Coinbase is monitoring the purchases its users are making through their bitcoin accounts and is shutting down the accounts involved in transactions with suspicious websites.
Earlier, Coinbase began banning the accounts that have been used to send the digital currency to the gambling websites, including Seals with Clubs and Satoshi Dice, even though online gambling is legal today.
The move, which was taken in order to comply with anti-money laundering regulations, raised concerns that the company is tracking all the purchases made by the users even after the money has been withdrawn from their bitcoin wallets.
“I have been a long time coinbase customer, buying 1-3 times per month, I got an e-mail today saying they are banning me from using their services because of a ToS violation. I e-mailed them back to ask what the violations [were] and they told me that they have evidence that I used some of the BTC I bought for cannabis/cannabis seeds. They gave me a specific BTC transaction and said it was for drugs and wouldn’t listen to anything I had to say,” wrote Reddit user ‘White1ce’.
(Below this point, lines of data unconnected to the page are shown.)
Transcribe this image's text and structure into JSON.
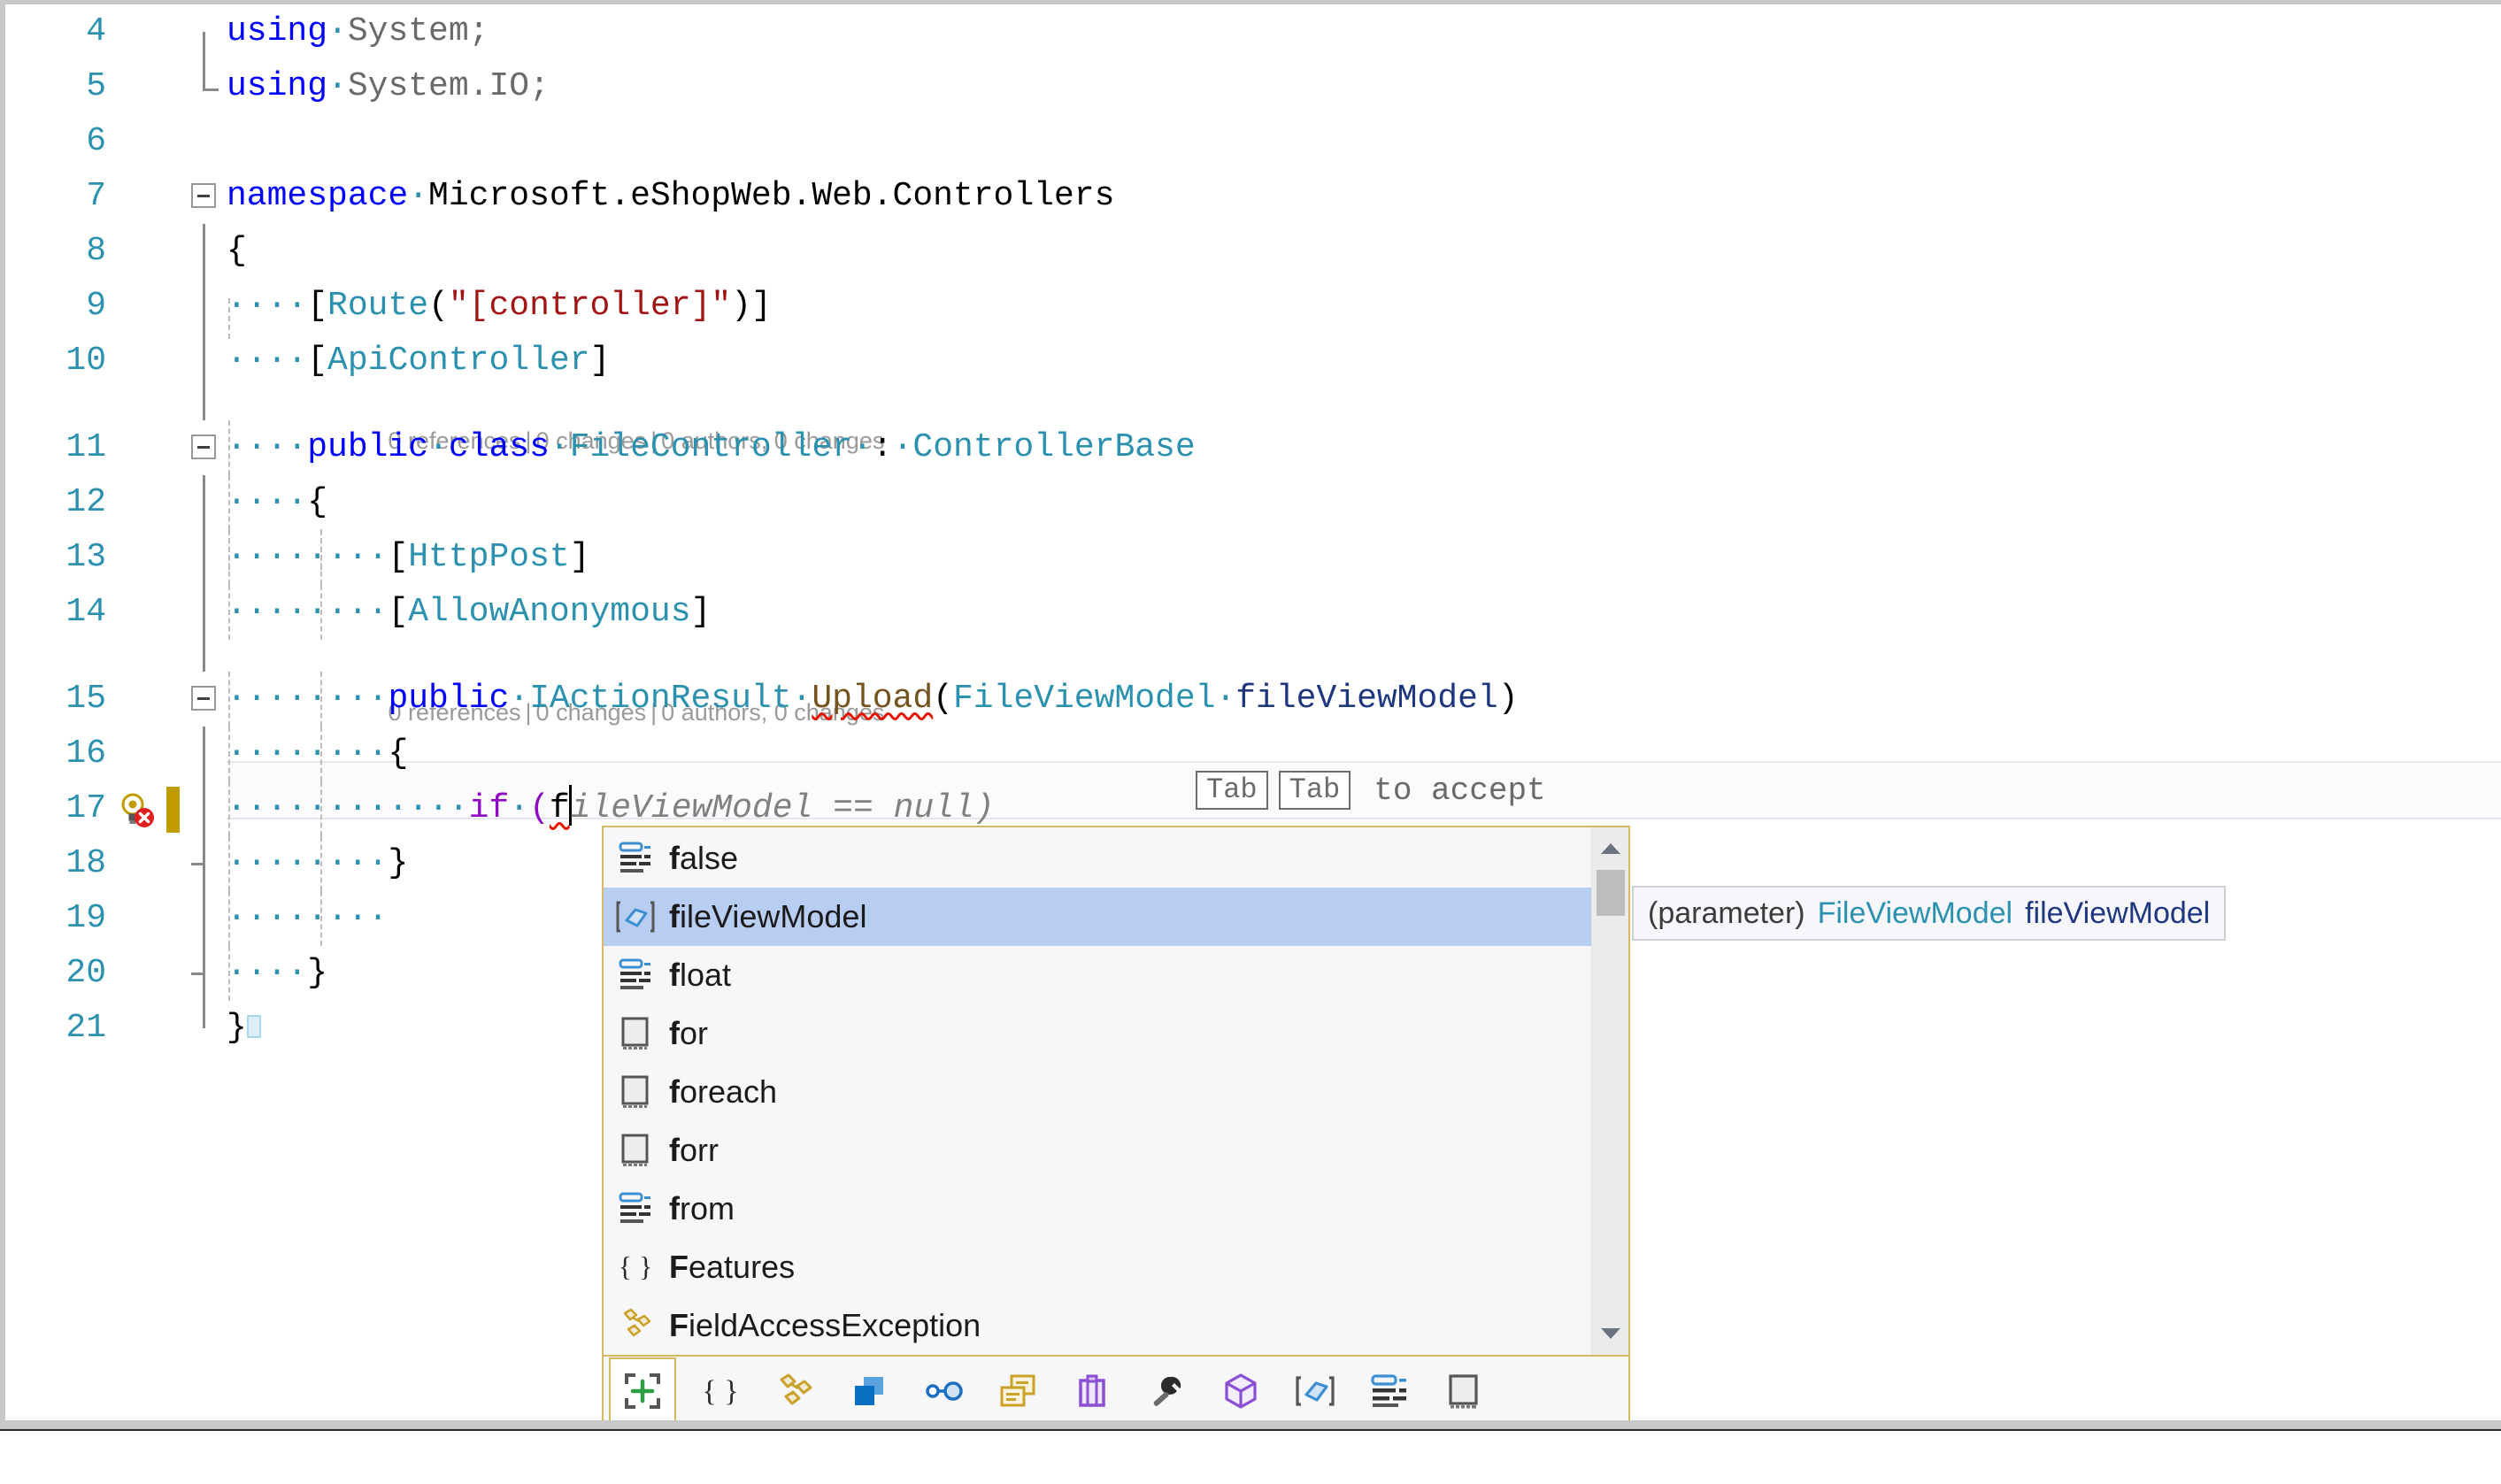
{
  "editor": {
    "language": "csharp",
    "first_line_number": 4,
    "current_line": 17,
    "lines": [
      {
        "num": "4",
        "indent_dots": "",
        "text": "using System;"
      },
      {
        "num": "5",
        "indent_dots": "",
        "text": "using System.IO;"
      },
      {
        "num": "6",
        "indent_dots": "",
        "text": ""
      },
      {
        "num": "7",
        "indent_dots": "",
        "text": "namespace Microsoft.eShopWeb.Web.Controllers"
      },
      {
        "num": "8",
        "indent_dots": "",
        "text": "{"
      },
      {
        "num": "9",
        "indent_dots": "····",
        "text": "[Route(\"[controller]\")]"
      },
      {
        "num": "10",
        "indent_dots": "····",
        "text": "[ApiController]"
      },
      {
        "num": "11",
        "indent_dots": "····",
        "text": "public class FileController : ControllerBase"
      },
      {
        "num": "12",
        "indent_dots": "····",
        "text": "{"
      },
      {
        "num": "13",
        "indent_dots": "········",
        "text": "[HttpPost]"
      },
      {
        "num": "14",
        "indent_dots": "········",
        "text": "[AllowAnonymous]"
      },
      {
        "num": "15",
        "indent_dots": "········",
        "text": "public IActionResult Upload(FileViewModel fileViewModel)"
      },
      {
        "num": "16",
        "indent_dots": "········",
        "text": "{"
      },
      {
        "num": "17",
        "indent_dots": "············",
        "text": "if (f"
      },
      {
        "num": "18",
        "indent_dots": "········",
        "text": "}"
      },
      {
        "num": "19",
        "indent_dots": "········",
        "text": ""
      },
      {
        "num": "20",
        "indent_dots": "····",
        "text": "}"
      },
      {
        "num": "21",
        "indent_dots": "",
        "text": "}"
      }
    ],
    "tokens": {
      "using_keyword": "using",
      "system": "System;",
      "system_io": "System.IO;",
      "namespace_keyword": "namespace",
      "namespace_name": "Microsoft.eShopWeb.Web.Controllers",
      "open_brace": "{",
      "close_brace": "}",
      "attr_route_open": "[",
      "attr_route_name": "Route",
      "attr_route_paren_open": "(",
      "attr_route_string": "\"[controller]\"",
      "attr_route_paren_close": ")",
      "attr_route_close": "]",
      "attr_apicontroller": "[ApiController]",
      "attr_httppost": "[HttpPost]",
      "attr_allowanonymous": "[AllowAnonymous]",
      "public_keyword": "public",
      "class_keyword": "class",
      "class_name": "FileController",
      "colon": ":",
      "base_class": "ControllerBase",
      "return_type": "IActionResult",
      "method_name": "Upload",
      "param_type": "FileViewModel",
      "param_name": "fileViewModel",
      "if_keyword": "if",
      "typed_prefix": "f",
      "ghost_suggestion": "ileViewModel == null)"
    },
    "codelens": {
      "line11": "0 references | 0 changes | 0 authors, 0 changes",
      "line15": "0 references | 0 changes | 0 authors, 0 changes",
      "references": "0 references",
      "changes": "0 changes",
      "authors": "0 authors, 0 changes",
      "separator": "|"
    },
    "gutter_icons": {
      "line17": "lightbulb-error-icon",
      "line17_change_bar": "pending-change-bar"
    }
  },
  "inline_suggestion_hint": {
    "key1": "Tab",
    "key2": "Tab",
    "text": "to accept"
  },
  "intellisense": {
    "selected_index": 1,
    "items": [
      {
        "label": "false",
        "match": "f",
        "rest": "alse",
        "icon": "keyword-icon"
      },
      {
        "label": "fileViewModel",
        "match": "f",
        "rest": "ileViewModel",
        "icon": "local-variable-icon"
      },
      {
        "label": "float",
        "match": "f",
        "rest": "loat",
        "icon": "keyword-icon"
      },
      {
        "label": "for",
        "match": "f",
        "rest": "or",
        "icon": "snippet-icon"
      },
      {
        "label": "foreach",
        "match": "f",
        "rest": "oreach",
        "icon": "snippet-icon"
      },
      {
        "label": "forr",
        "match": "f",
        "rest": "orr",
        "icon": "snippet-icon"
      },
      {
        "label": "from",
        "match": "f",
        "rest": "rom",
        "icon": "keyword-icon"
      },
      {
        "label": "Features",
        "match": "F",
        "rest": "eatures",
        "icon": "namespace-icon"
      },
      {
        "label": "FieldAccessException",
        "match": "F",
        "rest": "ieldAccessException",
        "icon": "class-icon"
      }
    ],
    "scrollbar": {
      "up_arrow": "scroll-up-arrow-icon",
      "down_arrow": "scroll-down-arrow-icon"
    },
    "filter_toolbar": [
      {
        "name": "expand-all-filter",
        "icon": "expand-plus-icon"
      },
      {
        "name": "namespaces-filter",
        "icon": "namespace-icon"
      },
      {
        "name": "classes-filter",
        "icon": "class-icon"
      },
      {
        "name": "structs-filter",
        "icon": "struct-icon"
      },
      {
        "name": "interfaces-filter",
        "icon": "interface-icon"
      },
      {
        "name": "enums-filter",
        "icon": "enum-icon"
      },
      {
        "name": "delegates-filter",
        "icon": "delegate-icon"
      },
      {
        "name": "methods-filter",
        "icon": "wrench-icon"
      },
      {
        "name": "modules-filter",
        "icon": "cube-icon"
      },
      {
        "name": "locals-filter",
        "icon": "local-variable-icon"
      },
      {
        "name": "keywords-filter",
        "icon": "keyword-icon"
      },
      {
        "name": "snippets-filter",
        "icon": "snippet-icon"
      }
    ]
  },
  "quickinfo": {
    "kind": "(parameter)",
    "type": "FileViewModel",
    "name": "fileViewModel"
  },
  "colors": {
    "keyword_blue": "#0000ff",
    "control_purple": "#8f08c4",
    "type_teal": "#2b91af",
    "identifier_navy": "#1f377f",
    "method_brown": "#74531f",
    "string_red": "#a31515",
    "ghost_gray": "#808080",
    "error_squiggle": "#e51400",
    "selection_blue": "#b8cdf2",
    "popup_border_gold": "#d8b860",
    "change_bar_gold": "#c19c00",
    "codelens_gray": "#9a9a9a"
  }
}
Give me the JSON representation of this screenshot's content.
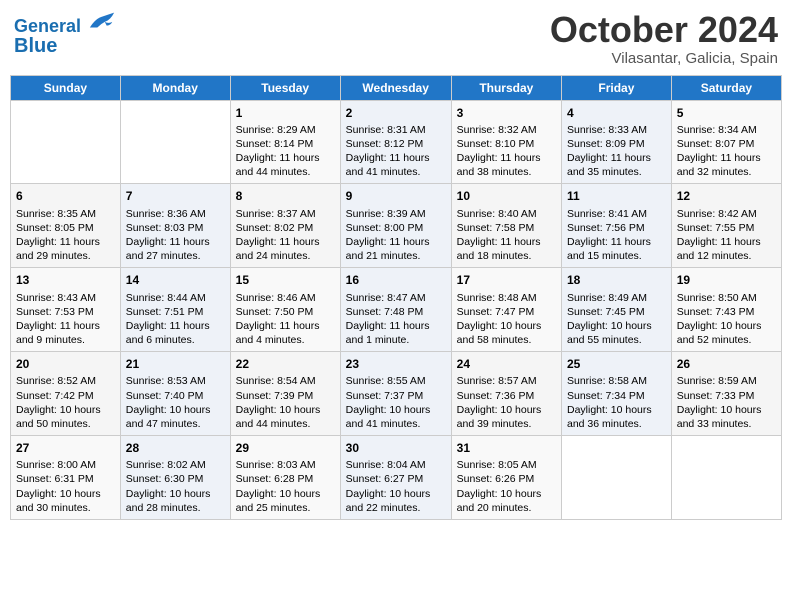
{
  "header": {
    "logo_line1": "General",
    "logo_line2": "Blue",
    "month_title": "October 2024",
    "location": "Vilasantar, Galicia, Spain"
  },
  "weekdays": [
    "Sunday",
    "Monday",
    "Tuesday",
    "Wednesday",
    "Thursday",
    "Friday",
    "Saturday"
  ],
  "weeks": [
    [
      {
        "day": null
      },
      {
        "day": null
      },
      {
        "day": "1",
        "sunrise": "Sunrise: 8:29 AM",
        "sunset": "Sunset: 8:14 PM",
        "daylight": "Daylight: 11 hours and 44 minutes."
      },
      {
        "day": "2",
        "sunrise": "Sunrise: 8:31 AM",
        "sunset": "Sunset: 8:12 PM",
        "daylight": "Daylight: 11 hours and 41 minutes."
      },
      {
        "day": "3",
        "sunrise": "Sunrise: 8:32 AM",
        "sunset": "Sunset: 8:10 PM",
        "daylight": "Daylight: 11 hours and 38 minutes."
      },
      {
        "day": "4",
        "sunrise": "Sunrise: 8:33 AM",
        "sunset": "Sunset: 8:09 PM",
        "daylight": "Daylight: 11 hours and 35 minutes."
      },
      {
        "day": "5",
        "sunrise": "Sunrise: 8:34 AM",
        "sunset": "Sunset: 8:07 PM",
        "daylight": "Daylight: 11 hours and 32 minutes."
      }
    ],
    [
      {
        "day": "6",
        "sunrise": "Sunrise: 8:35 AM",
        "sunset": "Sunset: 8:05 PM",
        "daylight": "Daylight: 11 hours and 29 minutes."
      },
      {
        "day": "7",
        "sunrise": "Sunrise: 8:36 AM",
        "sunset": "Sunset: 8:03 PM",
        "daylight": "Daylight: 11 hours and 27 minutes."
      },
      {
        "day": "8",
        "sunrise": "Sunrise: 8:37 AM",
        "sunset": "Sunset: 8:02 PM",
        "daylight": "Daylight: 11 hours and 24 minutes."
      },
      {
        "day": "9",
        "sunrise": "Sunrise: 8:39 AM",
        "sunset": "Sunset: 8:00 PM",
        "daylight": "Daylight: 11 hours and 21 minutes."
      },
      {
        "day": "10",
        "sunrise": "Sunrise: 8:40 AM",
        "sunset": "Sunset: 7:58 PM",
        "daylight": "Daylight: 11 hours and 18 minutes."
      },
      {
        "day": "11",
        "sunrise": "Sunrise: 8:41 AM",
        "sunset": "Sunset: 7:56 PM",
        "daylight": "Daylight: 11 hours and 15 minutes."
      },
      {
        "day": "12",
        "sunrise": "Sunrise: 8:42 AM",
        "sunset": "Sunset: 7:55 PM",
        "daylight": "Daylight: 11 hours and 12 minutes."
      }
    ],
    [
      {
        "day": "13",
        "sunrise": "Sunrise: 8:43 AM",
        "sunset": "Sunset: 7:53 PM",
        "daylight": "Daylight: 11 hours and 9 minutes."
      },
      {
        "day": "14",
        "sunrise": "Sunrise: 8:44 AM",
        "sunset": "Sunset: 7:51 PM",
        "daylight": "Daylight: 11 hours and 6 minutes."
      },
      {
        "day": "15",
        "sunrise": "Sunrise: 8:46 AM",
        "sunset": "Sunset: 7:50 PM",
        "daylight": "Daylight: 11 hours and 4 minutes."
      },
      {
        "day": "16",
        "sunrise": "Sunrise: 8:47 AM",
        "sunset": "Sunset: 7:48 PM",
        "daylight": "Daylight: 11 hours and 1 minute."
      },
      {
        "day": "17",
        "sunrise": "Sunrise: 8:48 AM",
        "sunset": "Sunset: 7:47 PM",
        "daylight": "Daylight: 10 hours and 58 minutes."
      },
      {
        "day": "18",
        "sunrise": "Sunrise: 8:49 AM",
        "sunset": "Sunset: 7:45 PM",
        "daylight": "Daylight: 10 hours and 55 minutes."
      },
      {
        "day": "19",
        "sunrise": "Sunrise: 8:50 AM",
        "sunset": "Sunset: 7:43 PM",
        "daylight": "Daylight: 10 hours and 52 minutes."
      }
    ],
    [
      {
        "day": "20",
        "sunrise": "Sunrise: 8:52 AM",
        "sunset": "Sunset: 7:42 PM",
        "daylight": "Daylight: 10 hours and 50 minutes."
      },
      {
        "day": "21",
        "sunrise": "Sunrise: 8:53 AM",
        "sunset": "Sunset: 7:40 PM",
        "daylight": "Daylight: 10 hours and 47 minutes."
      },
      {
        "day": "22",
        "sunrise": "Sunrise: 8:54 AM",
        "sunset": "Sunset: 7:39 PM",
        "daylight": "Daylight: 10 hours and 44 minutes."
      },
      {
        "day": "23",
        "sunrise": "Sunrise: 8:55 AM",
        "sunset": "Sunset: 7:37 PM",
        "daylight": "Daylight: 10 hours and 41 minutes."
      },
      {
        "day": "24",
        "sunrise": "Sunrise: 8:57 AM",
        "sunset": "Sunset: 7:36 PM",
        "daylight": "Daylight: 10 hours and 39 minutes."
      },
      {
        "day": "25",
        "sunrise": "Sunrise: 8:58 AM",
        "sunset": "Sunset: 7:34 PM",
        "daylight": "Daylight: 10 hours and 36 minutes."
      },
      {
        "day": "26",
        "sunrise": "Sunrise: 8:59 AM",
        "sunset": "Sunset: 7:33 PM",
        "daylight": "Daylight: 10 hours and 33 minutes."
      }
    ],
    [
      {
        "day": "27",
        "sunrise": "Sunrise: 8:00 AM",
        "sunset": "Sunset: 6:31 PM",
        "daylight": "Daylight: 10 hours and 30 minutes."
      },
      {
        "day": "28",
        "sunrise": "Sunrise: 8:02 AM",
        "sunset": "Sunset: 6:30 PM",
        "daylight": "Daylight: 10 hours and 28 minutes."
      },
      {
        "day": "29",
        "sunrise": "Sunrise: 8:03 AM",
        "sunset": "Sunset: 6:28 PM",
        "daylight": "Daylight: 10 hours and 25 minutes."
      },
      {
        "day": "30",
        "sunrise": "Sunrise: 8:04 AM",
        "sunset": "Sunset: 6:27 PM",
        "daylight": "Daylight: 10 hours and 22 minutes."
      },
      {
        "day": "31",
        "sunrise": "Sunrise: 8:05 AM",
        "sunset": "Sunset: 6:26 PM",
        "daylight": "Daylight: 10 hours and 20 minutes."
      },
      {
        "day": null
      },
      {
        "day": null
      }
    ]
  ]
}
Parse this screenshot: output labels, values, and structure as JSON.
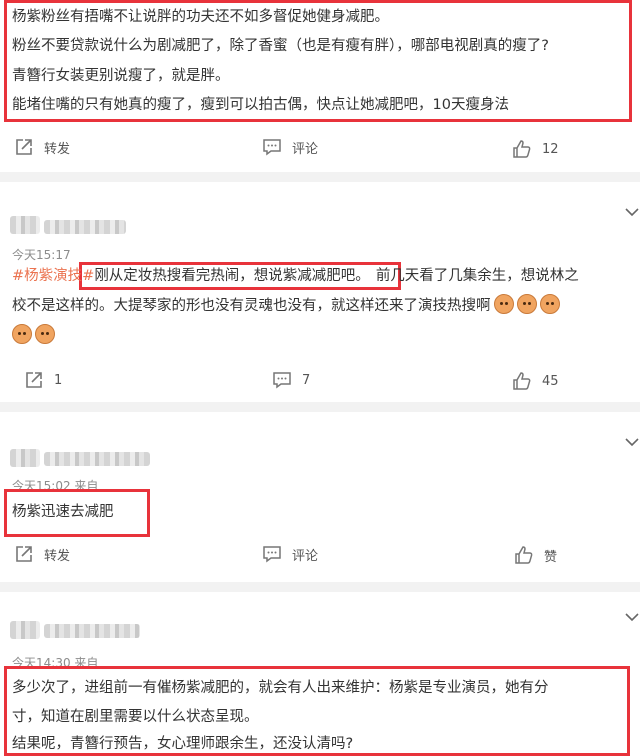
{
  "comment1": {
    "lines": [
      "杨紫粉丝有捂嘴不让说胖的功夫还不如多督促她健身减肥。",
      "粉丝不要贷款说什么为剧减肥了，除了香蜜（也是有瘦有胖），哪部电视剧真的瘦了?",
      "青簪行女装更别说瘦了，就是胖。",
      "能堵住嘴的只有她真的瘦了，瘦到可以拍古偶，快点让她减肥吧，10天瘦身法"
    ],
    "actions": {
      "repost": "转发",
      "comment": "评论",
      "like": "12"
    }
  },
  "comment2": {
    "time": "今天15:17",
    "hashtag": "#杨紫演技#",
    "text_a": "刚从定妆热搜看完热闹，想说紫减减肥吧。",
    "text_b": "前几天看了几集余生，想说林之",
    "line2": "校不是这样的。大提琴家的形也没有灵魂也没有，就这样还来了演技热搜啊",
    "actions": {
      "repost": "1",
      "comment": "7",
      "like": "45"
    }
  },
  "comment3": {
    "time": "今天15:02  来自",
    "text": "杨紫迅速去减肥",
    "actions": {
      "repost": "转发",
      "comment": "评论",
      "like": "赞"
    }
  },
  "comment4": {
    "time": "今天14:30  来自",
    "lines": [
      "多少次了，进组前一有催杨紫减肥的，就会有人出来维护：杨紫是专业演员，她有分",
      "寸，知道在剧里需要以什么状态呈现。",
      "结果呢，青簪行预告，女心理师跟余生，还没认清吗?"
    ]
  },
  "colors": {
    "highlight": "#e8333b",
    "hashtag": "#eb7350",
    "divider": "#f2f2f2"
  }
}
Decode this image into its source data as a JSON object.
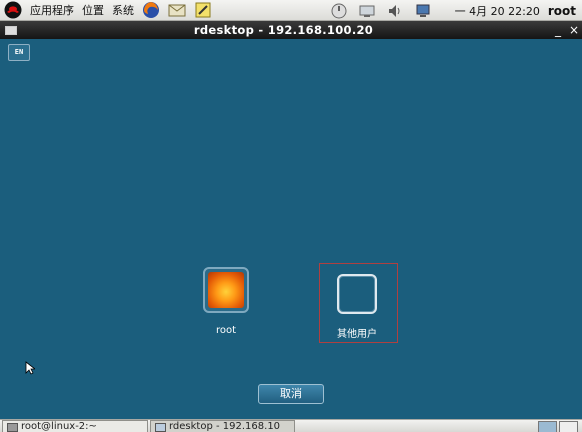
{
  "top_panel": {
    "menus": [
      "应用程序",
      "位置",
      "系统"
    ],
    "clock": "一 4月 20 22:20",
    "user": "root"
  },
  "window": {
    "title": "rdesktop - 192.168.100.20",
    "minimize": "_",
    "close": "×"
  },
  "remote": {
    "language": "EN",
    "users": [
      {
        "label": "root"
      },
      {
        "label": "其他用户"
      }
    ],
    "cancel_label": "取消"
  },
  "taskbar": {
    "tasks": [
      {
        "label": "root@linux-2:~"
      },
      {
        "label": "rdesktop - 192.168.10"
      }
    ]
  },
  "colors": {
    "desktop_bg": "#1b5e7d",
    "selection_border": "#b04040"
  }
}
In fact, the problem is that the regulation, which is negatively accepted by the bitcoin users, is not aimed at protecting the consumers. It is, instead, is designed to improve control over the consumers’ expenditures for the benefit of the financial industry.
The account of another Coinbase user was banned after he allegedly sold bitcoins, bought on Coinbase, to LocalBitcoins. The user stated: “Because I buy a few bitcoins a week from Coinbase (although sometimes I will go months without buying any) I was flagged as having enough volume to potentially be a Money Services Business (MSB) and the Coinbase ‘compliance team’ mounted an investigation against me. They determined that ‘they have reason to believe’ I am selling Bitcoins on LocalBitcoins, even though they haven’t said what that reason is, and therefore are suspending my account.”
According to Coinbase, the company’s decision was taken in order to stay in accordance with the drug laws and federal anti-money laundering regulations. Still, it seems like the company went too far with its regulation, as it is not only monitoring the purchases made via the service, but is also tracing the users’ spending after they withdraw the coins from their wallets.